Re: [PATCH v11 018/113] KVM: TDX: create/destroy VM structure

David Matlack <dmatlack@xxxxxxxxxx> · Fri, 20 Jan 2023 14:21:31 -0800

On Thu, Jan 19, 2023 at 4:16 PM Sean Christopherson <seanjc@xxxxxxxxxx> wrote:
>
> On Thu, Jan 19, 2023, Huang, Kai wrote:
> > On Thu, 2023-01-19 at 21:36 +0000, Sean Christopherson wrote:
> > > The least invasive idea I have is expand the TDP MMU's concept of "frozen" SPTEs
> > > and freeze (a.k.a. lock) the SPTE (KVM's mirror) until the corresponding S-EPT
> > > update completes.
> >
> > This will introduce another "having-to-wait while SPTE is frozen" problem I
> > think, which IIUC means (one way is) you have to do some loop and retry, perhaps
> > similar to yield_safe.
>
> Yes, but because the TDP MMU already freezes SPTEs (just for a shorter duration),
> I'm 99% sure all of the affected flows already know how to yield/bail when necessary.
>
> The problem with the zero-step mitigation is that it could (theoretically) cause
> a "busy" error on literally any accesses, which makes it infeasible for KVM to have
> sane behavior.  E.g. freezing SPTEs to avoid the ordering issues isn't necessary
> when holding mmu_lock for write, whereas the zero-step madness brings everything
> into play.

(I'm still ramping up on TDX so apologies in advance if the following
is totally off base.)

The complexity, and to a lesser extent the memory overhead, of
mirroring Secure EPT tables with the TDP MMU makes me wonder if it is
really worth it. Especially since the initial TDX support has so many
constraints that would seem to allow a simpler implementation: all
private memory is pinned, no live migration support, no test/clear
young notifiers, etc.

For the initial version of KVM TDX support, what if we implemented the
Secure EPT management entirely off to the side? i.e. Not on top of the
TDP MMU. For example, write TDX-specific routines for:

 - Fully populating the Secure EPT tree some time during VM creation.
 - Tearing down the Secure EPT tree during VM destruction.
 - Support for unmapping/mapping specific regions of the Secure EPT
tree for private<->shared conversions.

With that in place, KVM never would need to handle a fault on a Secure
EPT mapping. Any fault (e.g. due to an in-progress private<->shared
conversion) can just return back to the guest to retry the memory
access until the operation is complete.

If we start with only supporting 4K pages in the Secure EPT, the
Secure EPT routines described above would be almost trivial to
implement. Huge Pages would add some complexity, but I don't think it
would be terrible. Concurrency can be handled with a single lock since
we don't have to worry about concurrent faulting.
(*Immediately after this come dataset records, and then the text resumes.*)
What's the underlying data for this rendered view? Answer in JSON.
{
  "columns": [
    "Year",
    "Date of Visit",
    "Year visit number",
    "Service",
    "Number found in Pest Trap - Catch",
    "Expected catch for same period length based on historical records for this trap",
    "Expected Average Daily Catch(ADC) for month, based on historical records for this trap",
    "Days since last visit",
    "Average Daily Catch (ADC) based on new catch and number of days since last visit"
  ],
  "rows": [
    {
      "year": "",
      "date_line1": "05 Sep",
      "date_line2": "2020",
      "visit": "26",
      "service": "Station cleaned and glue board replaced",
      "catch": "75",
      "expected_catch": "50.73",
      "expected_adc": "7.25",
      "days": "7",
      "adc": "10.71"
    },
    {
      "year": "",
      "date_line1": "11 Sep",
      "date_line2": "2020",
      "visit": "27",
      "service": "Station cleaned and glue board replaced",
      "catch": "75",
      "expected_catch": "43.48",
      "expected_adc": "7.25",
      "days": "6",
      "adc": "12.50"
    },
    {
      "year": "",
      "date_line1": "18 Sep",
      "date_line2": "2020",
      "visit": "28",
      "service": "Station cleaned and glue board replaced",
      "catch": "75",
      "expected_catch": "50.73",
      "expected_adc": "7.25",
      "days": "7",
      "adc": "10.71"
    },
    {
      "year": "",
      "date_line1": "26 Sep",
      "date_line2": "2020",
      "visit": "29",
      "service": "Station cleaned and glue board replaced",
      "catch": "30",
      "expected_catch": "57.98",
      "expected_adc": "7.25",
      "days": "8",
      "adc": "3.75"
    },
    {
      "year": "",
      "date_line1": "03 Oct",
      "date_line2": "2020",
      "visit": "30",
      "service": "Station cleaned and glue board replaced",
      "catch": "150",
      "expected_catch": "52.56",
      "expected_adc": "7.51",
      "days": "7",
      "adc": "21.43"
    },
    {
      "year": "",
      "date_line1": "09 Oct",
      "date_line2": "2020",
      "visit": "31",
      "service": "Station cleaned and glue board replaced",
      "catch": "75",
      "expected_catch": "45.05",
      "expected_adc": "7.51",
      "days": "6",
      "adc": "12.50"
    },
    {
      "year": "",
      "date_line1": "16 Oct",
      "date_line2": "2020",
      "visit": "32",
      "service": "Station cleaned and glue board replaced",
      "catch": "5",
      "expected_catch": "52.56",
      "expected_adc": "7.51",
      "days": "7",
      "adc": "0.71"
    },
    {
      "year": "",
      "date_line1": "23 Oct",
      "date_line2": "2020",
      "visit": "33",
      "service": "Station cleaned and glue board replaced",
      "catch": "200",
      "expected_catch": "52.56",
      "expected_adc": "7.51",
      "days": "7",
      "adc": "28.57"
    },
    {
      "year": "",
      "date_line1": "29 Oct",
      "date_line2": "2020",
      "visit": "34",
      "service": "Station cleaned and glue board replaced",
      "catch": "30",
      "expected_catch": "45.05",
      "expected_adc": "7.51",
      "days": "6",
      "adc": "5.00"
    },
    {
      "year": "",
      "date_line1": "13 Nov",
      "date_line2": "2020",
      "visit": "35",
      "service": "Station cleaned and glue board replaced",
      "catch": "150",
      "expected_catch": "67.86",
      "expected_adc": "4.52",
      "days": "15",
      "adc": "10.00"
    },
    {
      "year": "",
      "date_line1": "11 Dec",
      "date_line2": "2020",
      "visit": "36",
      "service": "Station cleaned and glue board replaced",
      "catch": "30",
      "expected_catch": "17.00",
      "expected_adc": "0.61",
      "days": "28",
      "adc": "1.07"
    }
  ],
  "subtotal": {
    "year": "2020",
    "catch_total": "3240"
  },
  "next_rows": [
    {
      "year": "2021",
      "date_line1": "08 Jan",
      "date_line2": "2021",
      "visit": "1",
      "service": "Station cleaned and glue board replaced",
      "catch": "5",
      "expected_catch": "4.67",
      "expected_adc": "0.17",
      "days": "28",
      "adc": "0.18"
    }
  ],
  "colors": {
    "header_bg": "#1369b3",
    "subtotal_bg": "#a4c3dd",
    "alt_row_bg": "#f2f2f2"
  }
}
This would avoid having TDX add a bunch of complexity to the TDP MMU
(which would only be used for shared mappings). If and when we want to
have more complicated memory management for TDX private mappings, we
could revisit TDP MMU integration. But I think this design could even
get us to the point of supporting Dirty Logging (where the only fault
KVM would have to handle for TDX private mappings would be
write-protection faults). I'm not sure it would work for Demand-Paging
(at least the performance would not be great behind a single lock),
but we can cross that bridge when we get there.